The Mocal sandwich adapter installed with the Ark Design adapter for the oil pressure and temperature sensors.  The nipples for the coolant hoses are actually about 14mm diameter, but 1/2″ (12.7mm) ID heater hose will slide over without too much trouble.



  1. Why did you choose such a big oil cooler? the aftermarket does not offer such large applications.

    Does it have to do with the flow rate of the s2000’s oil pump at high rpm?

    I have oil cooler setrab of 18 lines and I see that after 5 minutes on the track the pressure drops to 64psi in vtect and the temperature to 233f

    my car is supercharger kraftwerks and the oil cooler is located behind the supercharger intercooler


    1. Part of the reason was because I put the oil cooler behind all the other heat exchangers, so it was getting the hottest air. Check out the article that is Part 23: Testing air temps through coolers and vents. I also only had one chance to do this setup without testing various combinations, so I went large to be safe. The benefits being more cooling, greater oil capacity, and less pressure drop. I don’t think I’ve ever seen below 75-80psi in the VTEC transition with oil temps at 240F.

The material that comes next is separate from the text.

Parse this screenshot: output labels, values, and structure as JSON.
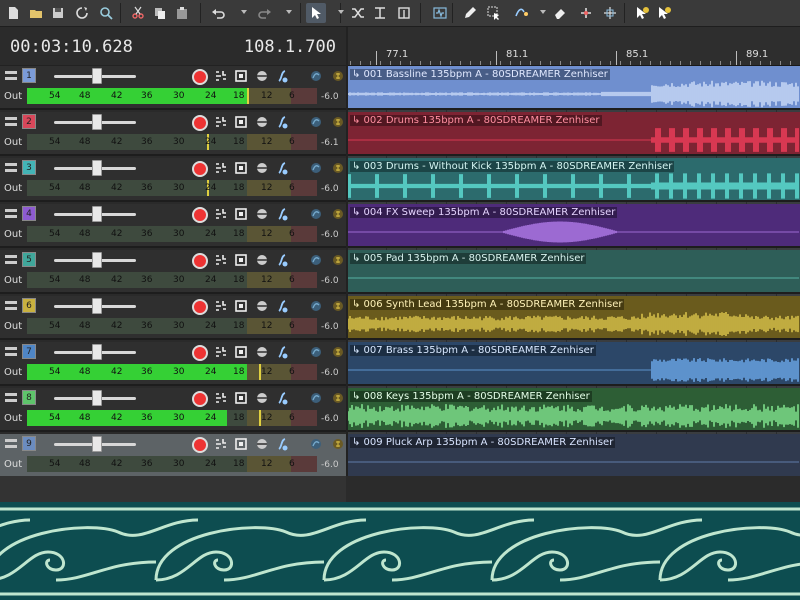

    1. Use an oil cooler with more rows. The greater number of rows, the lower the pressure drop and the more cooling. Also, what size lines are you using? I’m using -12. Lots of kits use -8 which is too small in my opinion. I would say at least -10.

      1. Why does a greater number of rows equate to a lower drop in oil pressure? Is it because the greater number of rows allows for more paths for the oil to flow and thus less restriction to flow? Also, If I were to take a 30 row oil cooler core and make it into a triple pass where each pass has 10 rows, would that create a pressure drop equivalent to using a 10 row single pass cooler?

        1. Pressure drop is a function of velocity and distance. Pressure drop increases to the square of velocity. And the longer the distance, the greater the pressure drop. So with more rows, you have more flow area, which reduces the velocity for the same mass flow rate.

          A 10-row single pass would have less pressure drop than a 30-row triple pass, assuming the cores are the same width. This is because in the 30-row triple pass, the flow distance is triple the 10-row assuming the cores are the same width. And there’s going to be additional pressure drop each time the oil has to make a turn in the triple pass.

  2. I use a line of 16 lines behind the intercooler of my kraftwerks kit and the car easily goes up to 240f.

    ask, if I add one of 42 lines behind the radiator with a fan, the temperature will I be able to control it better? What do you recommend doing to keep control of the oil temperature of my car?

    The water temperature is stable at 220f

    1. Bigger oil cooler will certainly help. But you also need to address your coolant temps which are too high. Consider that that fans turn on at 212F. Sure, you CAN run at 220F, but it reduces the reliability of your engine and hurts power. My car is naturally aspirated, but coolant never goes over 190F even when I did track days in 103F temps. Make sure you have your heat exchangers well sealed (I used foam stuffed around them) and you certainly need a vented hood if you don’t have one already.

      1. hello I have a question I am using the original car water radiator thermostat, would you recommend changing the sensor to a mishimoto of less temperature? I use the street car too

        1. No, changing to a lower temp thermostat does nothing for reducing temps at steady state conditions. It just delays how quickly the temp will max out.

  3. A friend suggested to me a rather convelling idea about oil cooling: If for example we keep the original donut (oil cooler) to circulate water (circuit with a radiator on the bumper, and an electric pump that activates with a mano connected to the oil temperature) .. What do you think?

    1. Yup, should work just fine. Keep in mind the OEM setup is circulating 190degF coolant. If you have a separate circuit with front mounted radiator, it should cool the coolant down close to ambient. So figure it’ll be at least 80degF cooler coolant compared to the OEM setup. You might need a variable speed pump to regulate the oil temp and not cool it too much under everyday driving conditions.